Paco Reyero

Rosa Parks en Berlín

La Razón
La RazónLa Razón

Hasta Wedding, un popular barrio berlinés, llegó tablón a tablón este invierno la casa de Detroit en la que Rosa Parks acabó hospedada entre primos lejanos. El mito de aquella norteamericana libre quedó fijado al impugnar frontalmente su inhumana condición administrativa de criatura del sur. Tal hazaña está concentrada en el instante –vivo, mientras quede un ápice de decencia– en el que se niega a ceder su asiento en un autobús regular, un día de 1955, conforme obligaban las leyes racistas de Alabama. De Parks se conoce este gesto tan sencillo, certero y universal pero el transterramiento pretendidamente cultural de su última casa ha hecho emerger (de nuevo) la historia al completo. Igual que de Louis Armstrong ha quedado impresa su deslumbrante música, de hombre feliz y conforme y no el oprobio que padeció siendo ya una estrella, cuando los clubes selectos de Nueva Orleans lo despedían por la puerta trasera, de Rosa Parks se había diluido su sufrimiento posterior. Los mitos modernos están moldeados para que encajen en una historia rápida, que en este caso habría sido defender el asiento y conquistar-la-dignidad-todo-en-uno. Pero tras aquella decisión y la revolución que ayudó a gestar, fue penada con cárcel, la amenazaron de muerte y acabó huida, pobre y refugiada en un suburbio de Michigan.

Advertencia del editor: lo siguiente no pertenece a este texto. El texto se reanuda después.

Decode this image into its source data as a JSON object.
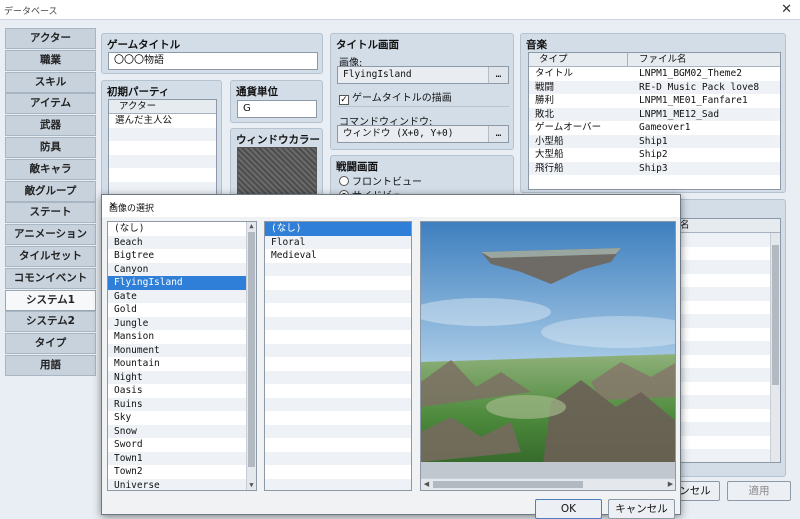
{
  "window": {
    "title": "データベース",
    "close": "✕"
  },
  "sidebar": [
    {
      "label": "アクター"
    },
    {
      "label": "職業"
    },
    {
      "label": "スキル"
    },
    {
      "label": "アイテム"
    },
    {
      "label": "武器"
    },
    {
      "label": "防具"
    },
    {
      "label": "敵キャラ"
    },
    {
      "label": "敵グループ"
    },
    {
      "label": "ステート"
    },
    {
      "label": "アニメーション"
    },
    {
      "label": "タイルセット"
    },
    {
      "label": "コモンイベント"
    },
    {
      "label": "システム1"
    },
    {
      "label": "システム2"
    },
    {
      "label": "タイプ"
    },
    {
      "label": "用語"
    }
  ],
  "game_title": {
    "label": "ゲームタイトル",
    "value": "〇〇〇物語"
  },
  "party": {
    "label": "初期パーティ",
    "column": "アクター",
    "rows": [
      "選んだ主人公"
    ]
  },
  "currency": {
    "label": "通貨単位",
    "value": "G"
  },
  "window_color": {
    "label": "ウィンドウカラー"
  },
  "title_screen": {
    "label": "タイトル画面",
    "image_label": "画像:",
    "image_value": "FlyingIsland",
    "dots": "…",
    "draw_title": "ゲームタイトルの描画",
    "command_label": "コマンドウィンドウ:",
    "command_value": "ウィンドウ (X+0, Y+0)"
  },
  "battle_screen": {
    "label": "戦闘画面",
    "front": "フロントビュー",
    "side": "サイドビュー"
  },
  "music": {
    "label": "音楽",
    "col_type": "タイプ",
    "col_file": "ファイル名",
    "rows": [
      {
        "type": "タイトル",
        "file": "LNPM1_BGM02_Theme2"
      },
      {
        "type": "戦闘",
        "file": "RE-D Music Pack love8"
      },
      {
        "type": "勝利",
        "file": "LNPM1_ME01_Fanfare1"
      },
      {
        "type": "敗北",
        "file": "LNPM1_ME12_Sad"
      },
      {
        "type": "ゲームオーバー",
        "file": "Gameover1"
      },
      {
        "type": "小型船",
        "file": "Ship1"
      },
      {
        "type": "大型船",
        "file": "Ship2"
      },
      {
        "type": "飛行船",
        "file": "Ship3"
      }
    ]
  },
  "se_partial_header": "名",
  "main_buttons": {
    "cancel": "ンセル",
    "apply": "適用"
  },
  "dialog": {
    "title": "画像の選択",
    "close": "✕",
    "list1": [
      "(なし)",
      "Beach",
      "Bigtree",
      "Canyon",
      "FlyingIsland",
      "Gate",
      "Gold",
      "Jungle",
      "Mansion",
      "Monument",
      "Mountain",
      "Night",
      "Oasis",
      "Ruins",
      "Sky",
      "Snow",
      "Sword",
      "Town1",
      "Town2",
      "Universe"
    ],
    "list1_selected": "FlyingIsland",
    "list2": [
      "(なし)",
      "Floral",
      "Medieval"
    ],
    "list2_selected": "(なし)",
    "ok": "OK",
    "cancel": "キャンセル"
  }
}
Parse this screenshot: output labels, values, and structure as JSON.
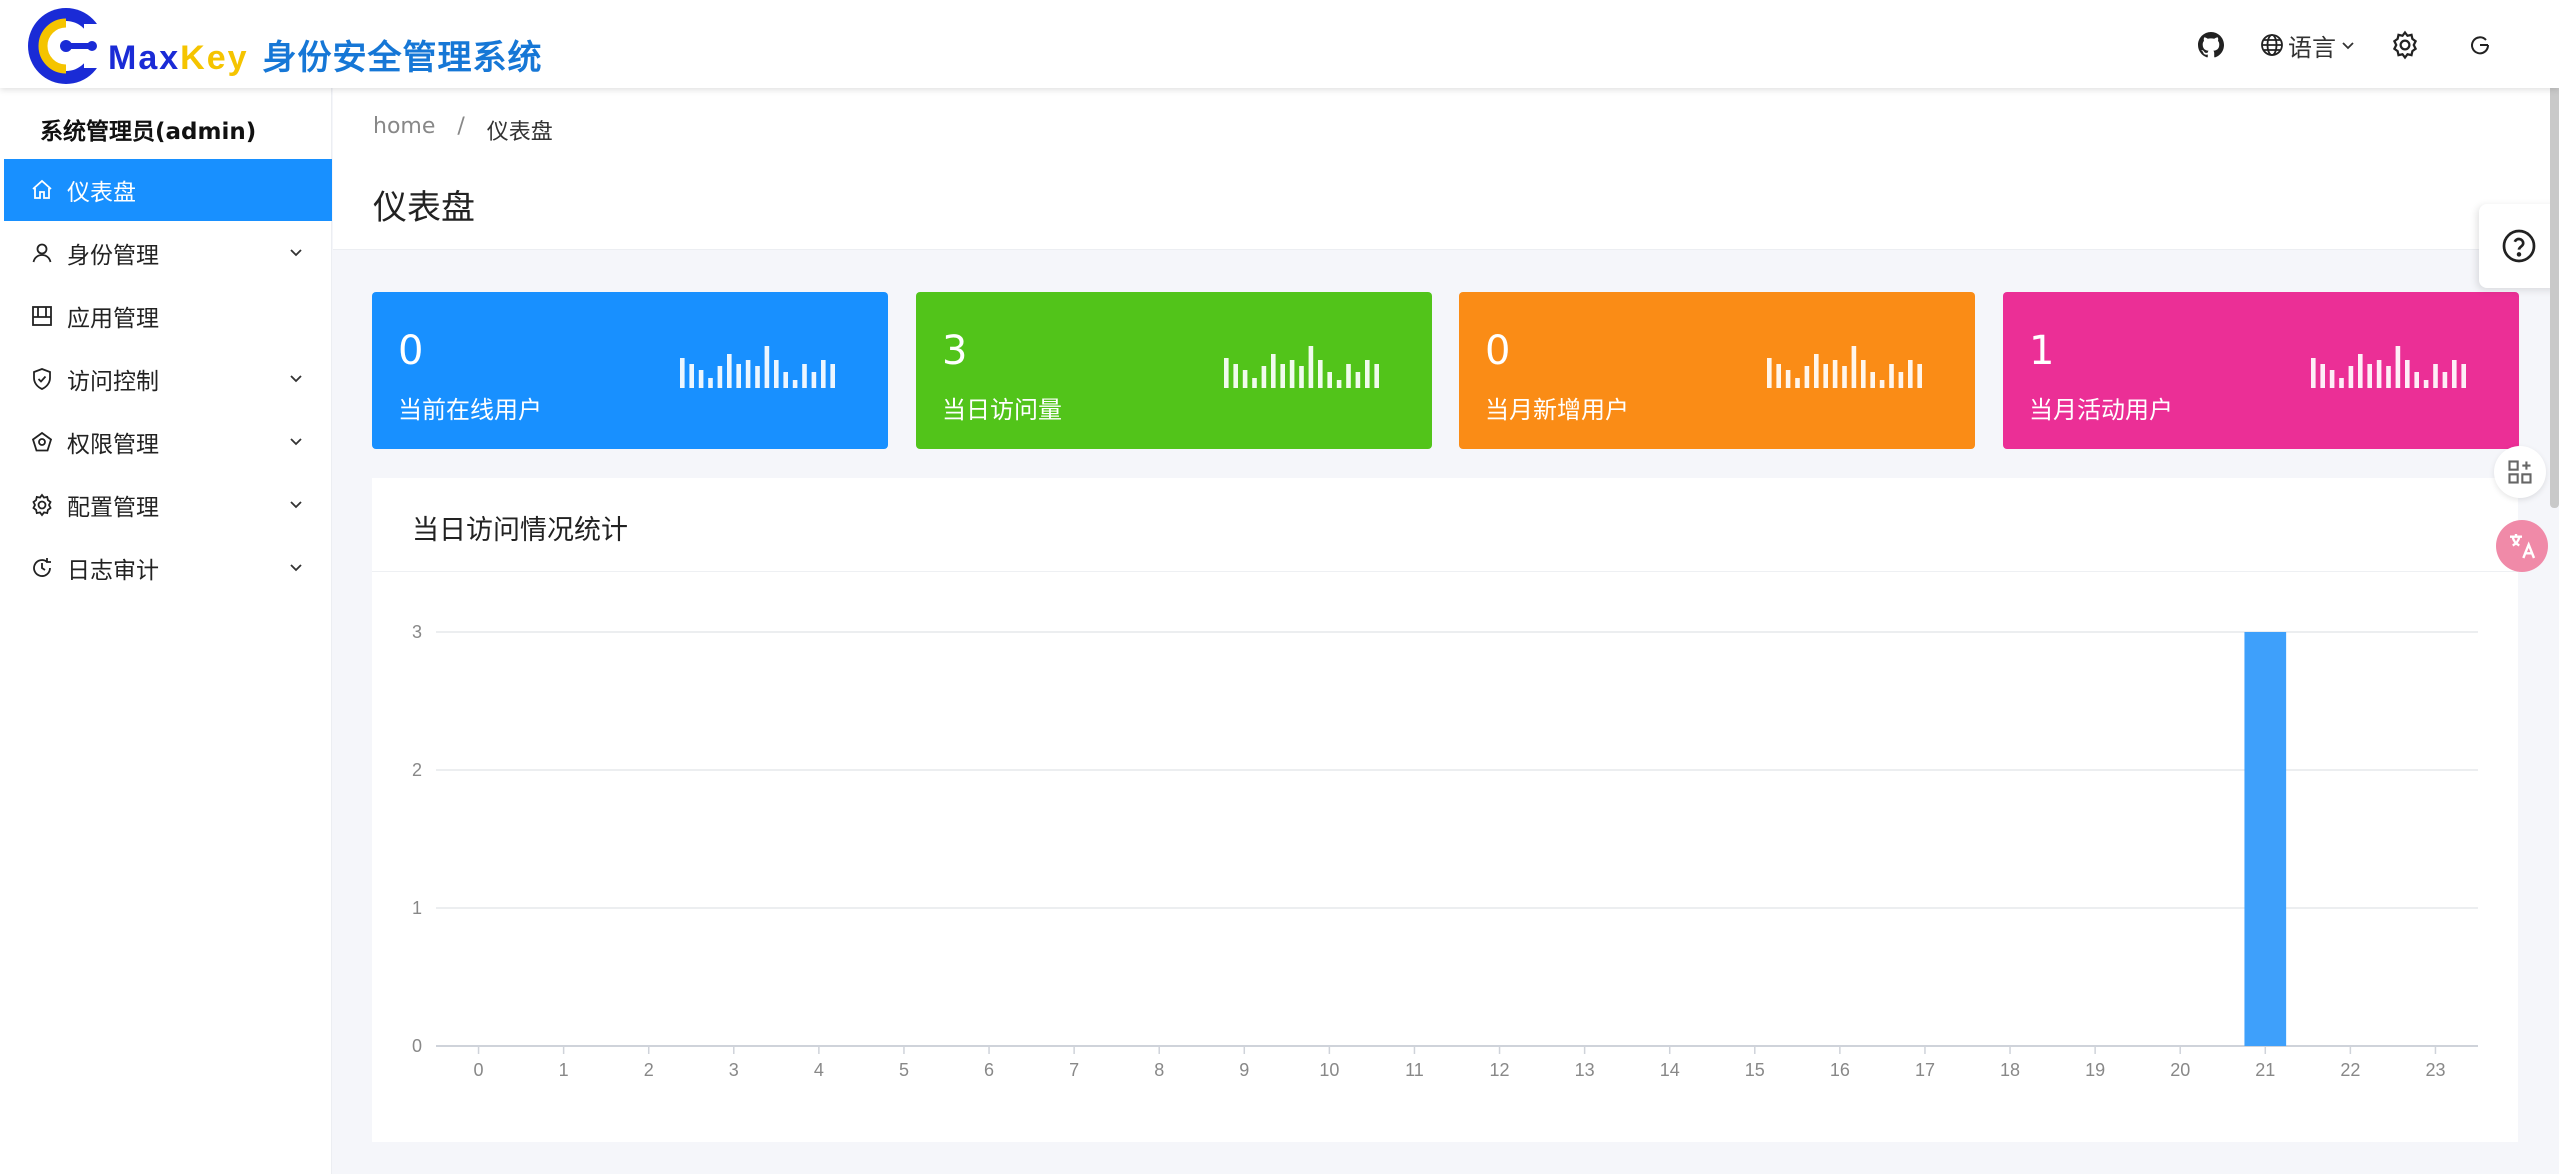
{
  "header": {
    "brand_max": "Max",
    "brand_key": "Key",
    "brand_system": "身份安全管理系统",
    "language_label": "语言",
    "icons": [
      "github-icon",
      "globe-icon",
      "chevron-down-icon",
      "gear-icon",
      "power-icon"
    ]
  },
  "sidebar": {
    "user": "系统管理员(admin)",
    "items": [
      {
        "label": "仪表盘",
        "icon": "home-icon",
        "active": true,
        "expandable": false
      },
      {
        "label": "身份管理",
        "icon": "user-icon",
        "active": false,
        "expandable": true
      },
      {
        "label": "应用管理",
        "icon": "app-icon",
        "active": false,
        "expandable": false
      },
      {
        "label": "访问控制",
        "icon": "shield-icon",
        "active": false,
        "expandable": true
      },
      {
        "label": "权限管理",
        "icon": "permission-icon",
        "active": false,
        "expandable": true
      },
      {
        "label": "配置管理",
        "icon": "gear-icon",
        "active": false,
        "expandable": true
      },
      {
        "label": "日志审计",
        "icon": "history-icon",
        "active": false,
        "expandable": true
      }
    ]
  },
  "breadcrumb": {
    "home": "home",
    "separator": "/",
    "current": "仪表盘"
  },
  "page_title": "仪表盘",
  "stats": [
    {
      "value": "0",
      "label": "当前在线用户",
      "color": "#1890ff"
    },
    {
      "value": "3",
      "label": "当日访问量",
      "color": "#52c41a"
    },
    {
      "value": "0",
      "label": "当月新增用户",
      "color": "#fa8c16"
    },
    {
      "value": "1",
      "label": "当月活动用户",
      "color": "#eb2f96"
    }
  ],
  "chart_card": {
    "title": "当日访问情况统计"
  },
  "chart_data": {
    "type": "bar",
    "title": "当日访问情况统计",
    "categories": [
      "0",
      "1",
      "2",
      "3",
      "4",
      "5",
      "6",
      "7",
      "8",
      "9",
      "10",
      "11",
      "12",
      "13",
      "14",
      "15",
      "16",
      "17",
      "18",
      "19",
      "20",
      "21",
      "22",
      "23"
    ],
    "values": [
      0,
      0,
      0,
      0,
      0,
      0,
      0,
      0,
      0,
      0,
      0,
      0,
      0,
      0,
      0,
      0,
      0,
      0,
      0,
      0,
      0,
      3,
      0,
      0
    ],
    "ylim": [
      0,
      3
    ],
    "yticks": [
      0,
      1,
      2,
      3
    ],
    "bar_color": "#3ea0fb",
    "grid": true
  }
}
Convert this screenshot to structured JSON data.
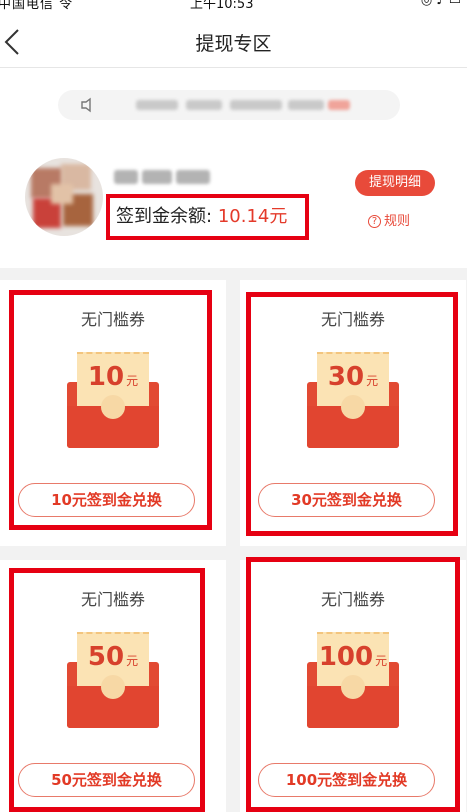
{
  "status_bar": {
    "carrier": "中国电信 令",
    "time": "上午10:53",
    "battery": "◎ ♪ ▭"
  },
  "nav": {
    "title": "提现专区",
    "back_icon": "chevron-left-icon"
  },
  "account": {
    "balance_label": "签到金余额:",
    "balance_value": "10.14元",
    "detail_button": "提现明细",
    "rules_icon": "?",
    "rules_label": "规则"
  },
  "coupons": [
    {
      "title": "无门槛券",
      "amount": "10",
      "unit": "元",
      "button": "10元签到金兑换"
    },
    {
      "title": "无门槛券",
      "amount": "30",
      "unit": "元",
      "button": "30元签到金兑换"
    },
    {
      "title": "无门槛券",
      "amount": "50",
      "unit": "元",
      "button": "50元签到金兑换"
    },
    {
      "title": "无门槛券",
      "amount": "100",
      "unit": "元",
      "button": "100元签到金兑换"
    }
  ],
  "colors": {
    "accent": "#e84a3a",
    "highlight": "#e60012",
    "envelope": "#e24a33",
    "paper": "#fbe3b4"
  }
}
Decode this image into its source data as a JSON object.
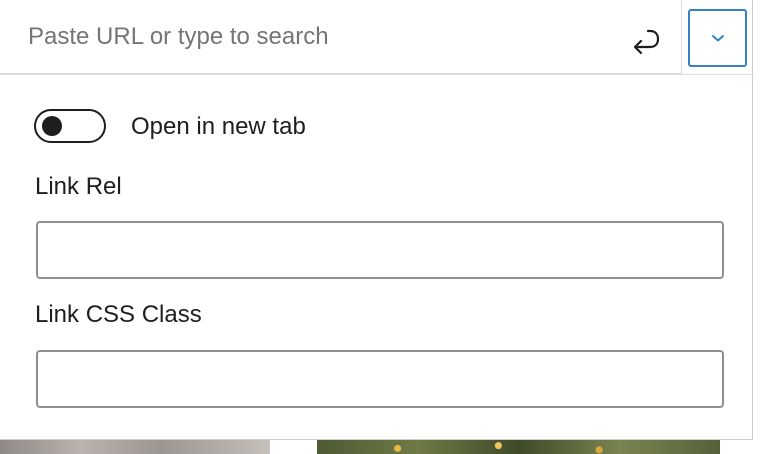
{
  "link_control": {
    "search": {
      "placeholder": "Paste URL or type to search",
      "value": ""
    },
    "submit_icon": "enter-return-icon",
    "settings_toggle_icon": "chevron-down-icon",
    "accent_color": "#3582c4"
  },
  "settings": {
    "open_in_new_tab": {
      "label": "Open in new tab",
      "checked": false
    },
    "link_rel": {
      "label": "Link Rel",
      "value": ""
    },
    "link_css_class": {
      "label": "Link CSS Class",
      "value": ""
    }
  }
}
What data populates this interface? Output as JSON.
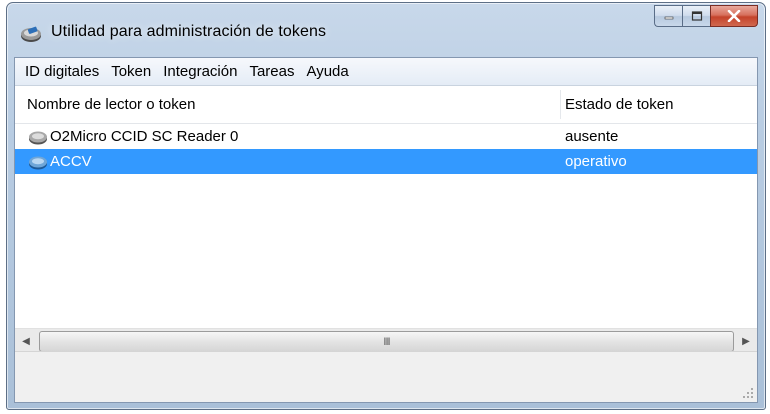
{
  "window": {
    "title": "Utilidad para administración de tokens",
    "app_icon": "token-reader-icon",
    "controls": {
      "minimize": "minimize-icon",
      "maximize": "maximize-icon",
      "close": "close-icon"
    }
  },
  "menu": {
    "items": [
      {
        "label": "ID digitales"
      },
      {
        "label": "Token"
      },
      {
        "label": "Integración"
      },
      {
        "label": "Tareas"
      },
      {
        "label": "Ayuda"
      }
    ]
  },
  "list": {
    "columns": {
      "name": "Nombre de lector o token",
      "status": "Estado de token"
    },
    "rows": [
      {
        "name": "O2Micro CCID SC Reader 0",
        "status": "ausente",
        "icon": "card-reader-icon",
        "selected": false
      },
      {
        "name": "ACCV",
        "status": "operativo",
        "icon": "token-icon",
        "selected": true
      }
    ]
  },
  "scrollbar": {
    "left_arrow": "◀",
    "right_arrow": "▶",
    "thumb_grip": "III"
  },
  "colors": {
    "selection": "#3399ff",
    "title_bar": "#b9cde3",
    "close_button": "#c4432b"
  }
}
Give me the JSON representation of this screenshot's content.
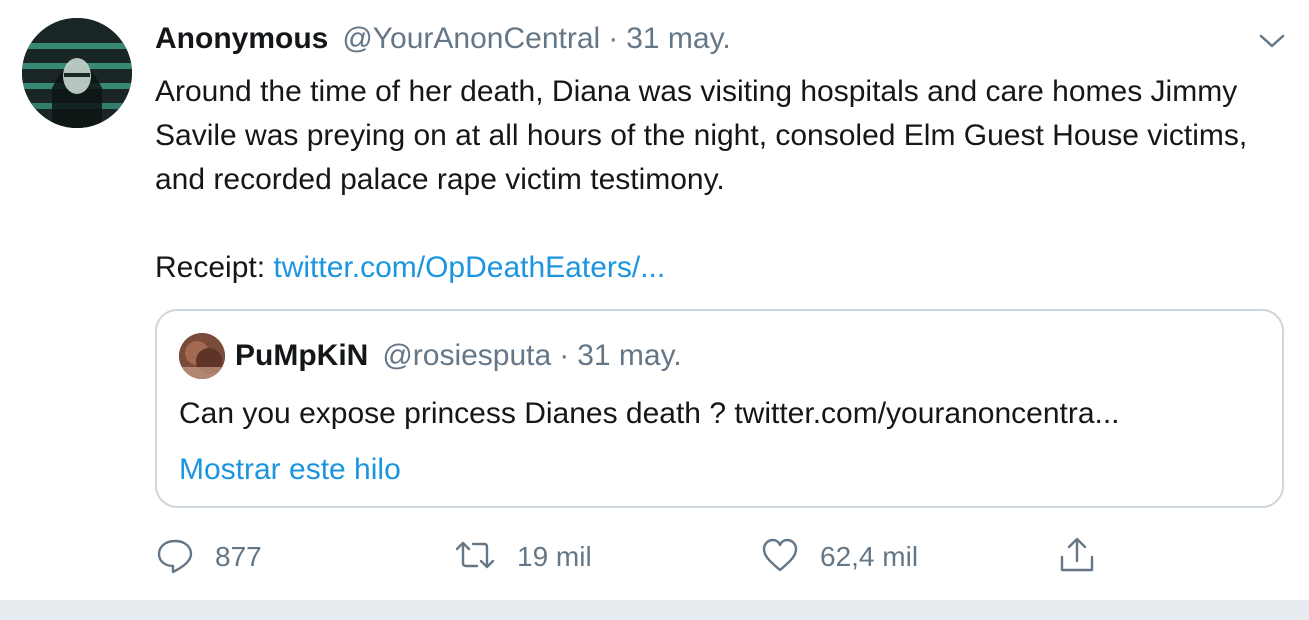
{
  "tweet": {
    "author_name": "Anonymous",
    "author_handle": "@YourAnonCentral",
    "separator": "·",
    "date": "31 may.",
    "text_line1": "Around the time of her death, Diana was visiting hospitals and care homes Jimmy Savile was preying on at all hours of the night, consoled Elm Guest House victims, and recorded palace rape victim testimony.",
    "receipt_label": "Receipt: ",
    "receipt_link": "twitter.com/OpDeathEaters/..."
  },
  "quoted_tweet": {
    "author_name": "PuMpKiN",
    "author_handle": "@rosiesputa",
    "separator": "·",
    "date": "31 may.",
    "text": "Can you expose princess Dianes death ? twitter.com/youranoncentra...",
    "show_thread": "Mostrar este hilo"
  },
  "actions": {
    "reply_count": "877",
    "retweet_count": "19 mil",
    "like_count": "62,4 mil"
  },
  "colors": {
    "link": "#1b95e0",
    "secondary_text": "#657786",
    "border": "#ccd6dd",
    "bottom_bar": "#e6ecf0"
  },
  "icons": [
    "chevron-down-icon",
    "reply-icon",
    "retweet-icon",
    "like-icon",
    "share-icon"
  ]
}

La casa, ahora mudada de América a Alemania, se ha convertido en un extraño museo en el que, por obra del artista Ryan Mendoza, se conserva la vieja madera carcomida y resuenan entrevistas que Parks concedió a la radio norteamericana de entonces. Su última propietaria la compró por 500 dólares pero no le quedaban más para restaurarla. En Berlín, los visitantes se preguntan cómo y por qué ha llegado hasta allí ese anacronismo, signo de unos tiempos donde las corporaciones pueden comprar santuarios civiles y levantar, allí donde les parezca, parques temáticos con entradas garantizadas.